Our study showed a high prevalence of ciprofloxacin and amoxicillin resistance. This can be attributed to several factors. Among others, the extensive and inappropriate use of these antibiotics, owing to their ready accessibility in both inpatient and outpatient settings, undoubtedly contributes significantly to antibiotic resistance. In particular, ciprofloxacin stands out as it exhibits effectiveness against both gram-positive and gram-negative bacteria. It is commonly used not only for treating bone and joint infections but also for treating urinary tract, respiratory tract and intra-abdominal infections.49 In addition, the risk of developing resistance can significantly increase because of suboptimal dosages and inadequate treatment durations for ciprofloxacin and amoxicillin.
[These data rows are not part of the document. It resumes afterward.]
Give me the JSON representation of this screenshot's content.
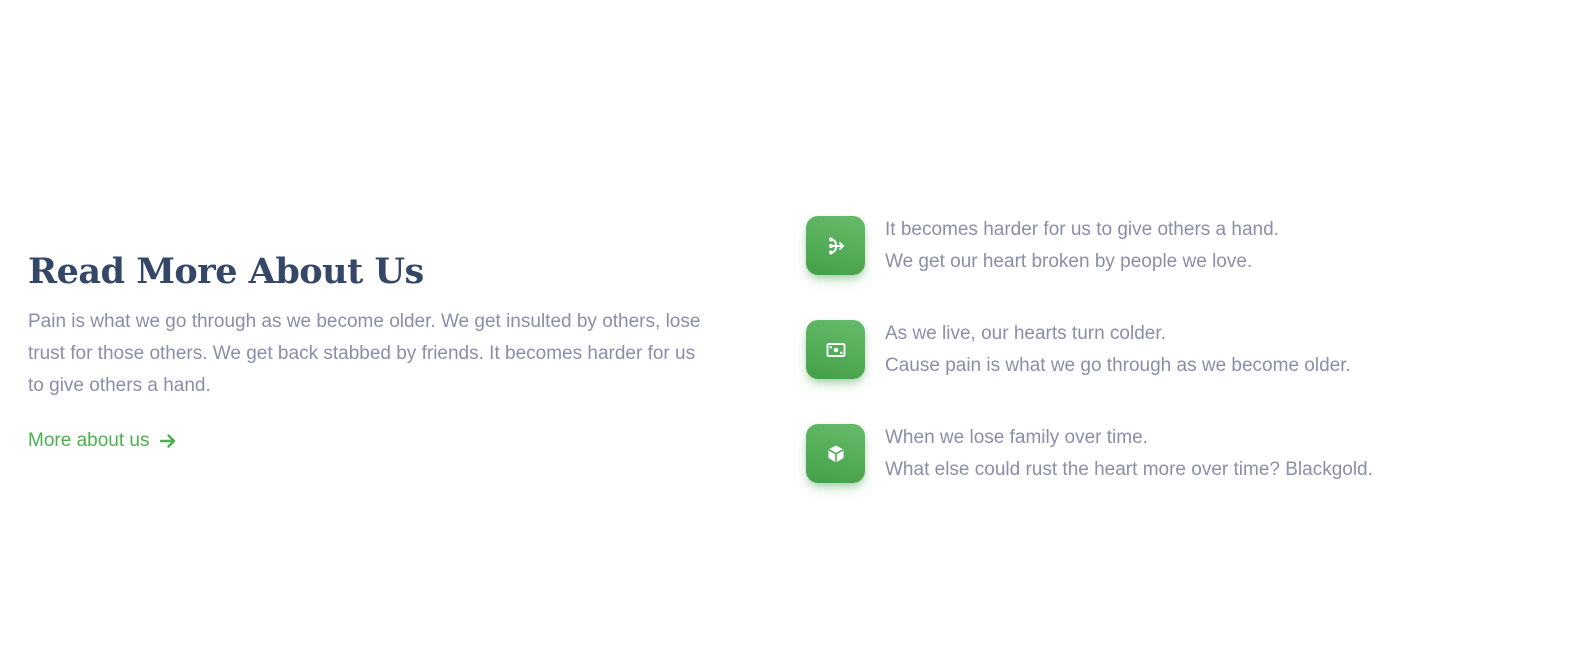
{
  "about": {
    "title": "Read More About Us",
    "description": "Pain is what we go through as we become older. We get insulted by others, lose trust for those others. We get back stabbed by friends. It becomes harder for us to give others a hand.",
    "link_label": "More about us",
    "link_icon": "arrow-right-icon",
    "accent_color": "#4caf50",
    "title_color": "#344767",
    "text_color": "#8a8fa8"
  },
  "features": [
    {
      "icon": "flow-share-icon",
      "line1": "It becomes harder for us to give others a hand.",
      "line2": "We get our heart broken by people we love."
    },
    {
      "icon": "payments-icon",
      "line1": "As we live, our hearts turn colder.",
      "line2": "Cause pain is what we go through as we become older."
    },
    {
      "icon": "cube-icon",
      "line1": "When we lose family over time.",
      "line2": "What else could rust the heart more over time? Blackgold."
    }
  ]
}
Our paper provides insights into the microbial profiles of DFIs in Northwest England. In contrast to the predominant aerobic gram-negative bacteria found in Asia, the Middle East and Africa, our study found a paradoxically higher prevalence of gram-positive and anaerobic bacteria. The presence of Staphylococcus spp., Corynebacterium spp. and Streptococcus spp. underscores their significance as primary causative agents. In addition, the prevalence of anaerobic bacteria highlights the complex nature of DFUs, particularly in cases of chronicity and tissue ischaemia. Our data concerning antibiotic resistance to commonly used ciprofloxacin and amoxicillin further add to the growing concern about antimicrobial resistance in the management of DFIs. The emergence of this situation necessitates a re-evaluation of antibiotic selection and prescribing practices. The findings from this study emphasise the obligation of a multidisciplinary approach in diabetic foot care, involving health care providers, microbiologists and infectious disease specialists. Individualised treatment plans that consider the specific microbial composition and resistance profiles are crucial for achieving better clinical outcomes and preventing the escalation of antibiotic resistance. Moreover, this study contributes to the ongoing surveillance and research efforts to monitor evolving new resistance patterns and can guide the development of novel treatment guidelines to combat this growing public health concern.
Declaration of interests
The authors report no conflict of interest.
KEY POINTS
- The microbial profile of diabetic foot infections (DFIs) in Northwest England revealed a higher prevalence of gram-positive and anaerobic bacteria. The presence of Staphylococcus spp., Corynebacterium spp. and Streptococcus spp. underscores their significance as primary causative agents.
- There was a low incidence of fungal infection and no evidence of methicillin-resistant Staphylococcus aureus infection in our cohort.
- Antibiotic resistance to commonly used ciprofloxacin and amoxicillin adds to the growing concern of antimicrobial resistance in the management of DFIs in Northwest England.